# WTB or WTT For Squall 15



## SmoothLures (Feb 13, 2008)

Looking for a Squall 15 in very good condition to NIB. I have various Abu 6500s and a Daiwa Sealine-X 20SHA I can trade as well, plus or minus cash on either side to even out the deal.


----------



## SmoothLures (Feb 13, 2008)

ttt


----------



## Jollymon (May 21, 2015)

You still looking for one.??


----------



## SmoothLures (Feb 13, 2008)

Jollymon said:


> You still looking for one.??


Depending on the deal. Have 2 now so not looking to buy another outright.


----------



## Jollymon (May 21, 2015)

SmoothLures said:


> Depending on the deal.
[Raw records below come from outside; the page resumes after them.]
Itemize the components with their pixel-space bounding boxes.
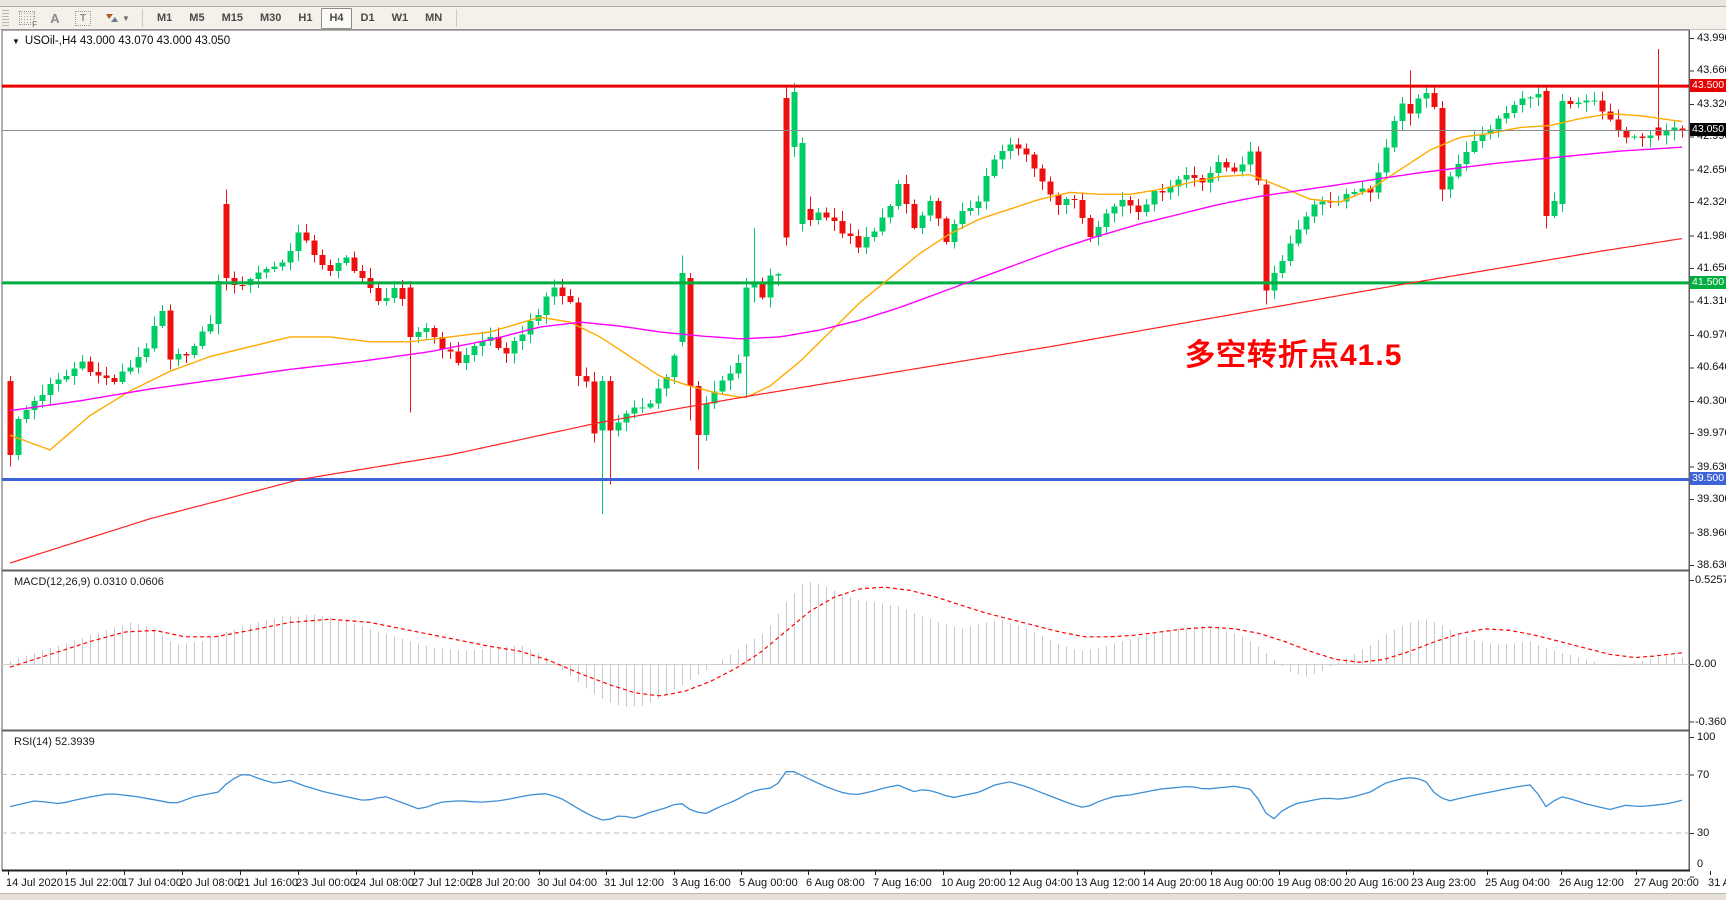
timeframe-button-w1[interactable]: W1 xyxy=(391,12,409,24)
timeframe-button-m15[interactable]: M15 xyxy=(221,12,243,24)
timeframe-button-h4[interactable]: H4 xyxy=(321,7,352,29)
time-tick-label: 21 Jul 16:00 xyxy=(238,877,298,889)
macd-tick-label: 0.00 xyxy=(1695,658,1717,670)
current-price-badge[interactable]: 43.050 xyxy=(1690,123,1726,137)
time-tick-label: 7 Aug 16:00 xyxy=(873,877,932,889)
toolbar-grip[interactable] xyxy=(2,10,9,26)
letter-a-icon: A xyxy=(50,10,60,26)
chart-panel[interactable] xyxy=(1,730,1690,871)
toolbar-separator xyxy=(456,9,458,27)
price-tick-label: 40.640 xyxy=(1697,361,1726,374)
toolbar-separator xyxy=(142,9,143,27)
timeframe-button-m5[interactable]: M5 xyxy=(189,12,205,24)
ma-slow-red xyxy=(9,238,1683,564)
price-tick-label: 39.970 xyxy=(1697,427,1726,440)
time-tick-label: 26 Aug 12:00 xyxy=(1559,877,1624,889)
macd-tick-label: 0.5257 xyxy=(1695,573,1726,586)
timeframe-button-mn[interactable]: MN xyxy=(425,12,443,24)
macd-histogram xyxy=(10,581,1683,708)
time-tick-label: 14 Jul 2020 xyxy=(6,877,63,889)
price-tick-label: 39.300 xyxy=(1697,493,1726,506)
symbol-ohlc-label[interactable]: ▼ USOil-,H4 43.000 43.070 43.000 43.050 xyxy=(12,35,231,47)
price-tick-label: 40.300 xyxy=(1697,394,1726,407)
chart-annotation-text[interactable]: 多空转折点41.5 xyxy=(1185,339,1403,372)
time-tick-label: 20 Jul 08:00 xyxy=(180,877,240,889)
price-level-badge-41.500[interactable]: 41.500 xyxy=(1690,275,1726,289)
chevron-down-icon: ▼ xyxy=(122,13,130,23)
macd-indicator-label: MACD(12,26,9) 0.0310 0.0606 xyxy=(14,576,164,588)
chart-panel[interactable] xyxy=(1,29,1690,571)
price-tick-label: 43.660 xyxy=(1697,64,1726,77)
time-tick-label: 6 Aug 08:00 xyxy=(806,877,865,889)
window-bottom-strip xyxy=(0,893,1726,900)
time-tick-label: 18 Aug 00:00 xyxy=(1209,877,1274,889)
price-tick-label: 43.320 xyxy=(1697,97,1726,110)
arrow-objects-button[interactable]: ▼ xyxy=(98,8,136,28)
candlestick-series[interactable] xyxy=(7,48,1686,514)
time-tick-label: 19 Aug 08:00 xyxy=(1277,877,1342,889)
price-tick-label: 42.650 xyxy=(1697,163,1726,176)
rsi-tick-label: 0 xyxy=(1697,858,1704,870)
price-tick-label: 42.320 xyxy=(1697,196,1726,209)
timeframe-group: M1 M5 M15 M30 H1 H4 D1 W1 MN xyxy=(149,7,450,29)
time-tick-label: 17 Jul 04:00 xyxy=(122,877,182,889)
price-tick-label: 41.980 xyxy=(1697,229,1726,242)
ma-fast-orange xyxy=(9,112,1683,451)
diagonal-arrows-icon xyxy=(106,14,119,22)
rsi-tick-label: 100 xyxy=(1697,731,1716,743)
time-tick-label: 30 Jul 04:00 xyxy=(537,877,597,889)
ma-mid-magenta xyxy=(9,146,1683,412)
price-tick-label: 40.970 xyxy=(1697,328,1726,341)
dotted-grid-f-icon: F xyxy=(19,11,37,29)
price-tick-label: 39.630 xyxy=(1697,460,1726,473)
time-tick-label: 23 Jul 00:00 xyxy=(296,877,356,889)
time-tick-label: 24 Jul 08:00 xyxy=(354,877,414,889)
time-tick-label: 20 Aug 16:00 xyxy=(1344,877,1409,889)
macd-signal-line xyxy=(9,586,1683,697)
timeframe-button-d1[interactable]: D1 xyxy=(360,12,375,24)
time-tick-label: 27 Jul 12:00 xyxy=(412,877,472,889)
time-tick-label: 5 Aug 00:00 xyxy=(739,877,798,889)
time-tick-label: 28 Jul 20:00 xyxy=(470,877,530,889)
time-tick-label: 25 Aug 04:00 xyxy=(1485,877,1550,889)
window-top-strip xyxy=(0,0,1726,7)
chart-panel[interactable] xyxy=(1,570,1690,731)
timeframe-button-m30[interactable]: M30 xyxy=(259,12,282,24)
price-level-badge-39.500[interactable]: 39.500 xyxy=(1690,472,1726,486)
price-tick-label: 43.990 xyxy=(1697,32,1726,44)
time-tick-label: 13 Aug 12:00 xyxy=(1075,877,1140,889)
time-tick-label: 23 Aug 23:00 xyxy=(1411,877,1476,889)
time-tick-label: 31 Jul 12:00 xyxy=(604,877,664,889)
time-tick-label: 27 Aug 20:00 xyxy=(1634,877,1699,889)
rsi-line xyxy=(9,771,1683,821)
timeframe-button-h1[interactable]: H1 xyxy=(298,12,313,24)
time-tick-label: 15 Jul 22:00 xyxy=(64,877,124,889)
boxed-t-icon: T xyxy=(75,10,91,26)
macd-tick-label: -0.3603 xyxy=(1695,715,1726,728)
time-tick-label: 10 Aug 20:00 xyxy=(941,877,1006,889)
price-tick-label: 38.630 xyxy=(1697,558,1726,571)
chart-menu-triangle-icon[interactable]: ▼ xyxy=(12,37,20,46)
price-tick-label: 41.310 xyxy=(1697,295,1726,308)
time-tick-label: 31 Aug 00:00 xyxy=(1708,877,1726,889)
time-tick-label: 14 Aug 20:00 xyxy=(1142,877,1207,889)
rsi-indicator-label: RSI(14) 52.3939 xyxy=(14,736,95,748)
price-tick-label: 41.650 xyxy=(1697,262,1726,275)
text-label-button[interactable]: A xyxy=(42,8,68,28)
time-tick-label: 12 Aug 04:00 xyxy=(1008,877,1073,889)
rsi-tick-label: 70 xyxy=(1697,768,1710,781)
text-box-button[interactable]: T xyxy=(70,8,96,28)
price-level-badge-43.500[interactable]: 43.500 xyxy=(1690,79,1726,93)
price-tick-label: 38.960 xyxy=(1697,526,1726,539)
time-tick-label: 3 Aug 16:00 xyxy=(672,877,731,889)
rsi-tick-label: 30 xyxy=(1697,826,1710,839)
template-grid-button[interactable]: F xyxy=(14,8,40,29)
timeframe-button-m1[interactable]: M1 xyxy=(157,12,173,24)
Have 2 now so not looking to buy another outright.


I'm open to trade, Always looking for more tackle, So I mostly pier fish now so anything that may be useful for that,


----------



## lurebuilder (Sep 2, 2015)

SmoothLures said:


> Looking for a Squall 15 in very good condition to NIB. I have various Abu 6500s and a Daiwa Sealine-X 20SHA I can trade as well, plus or minus cash on either side to even out the deal.


Putting the one we spoke about in the mail for you tomorrow. It looks practically new


----------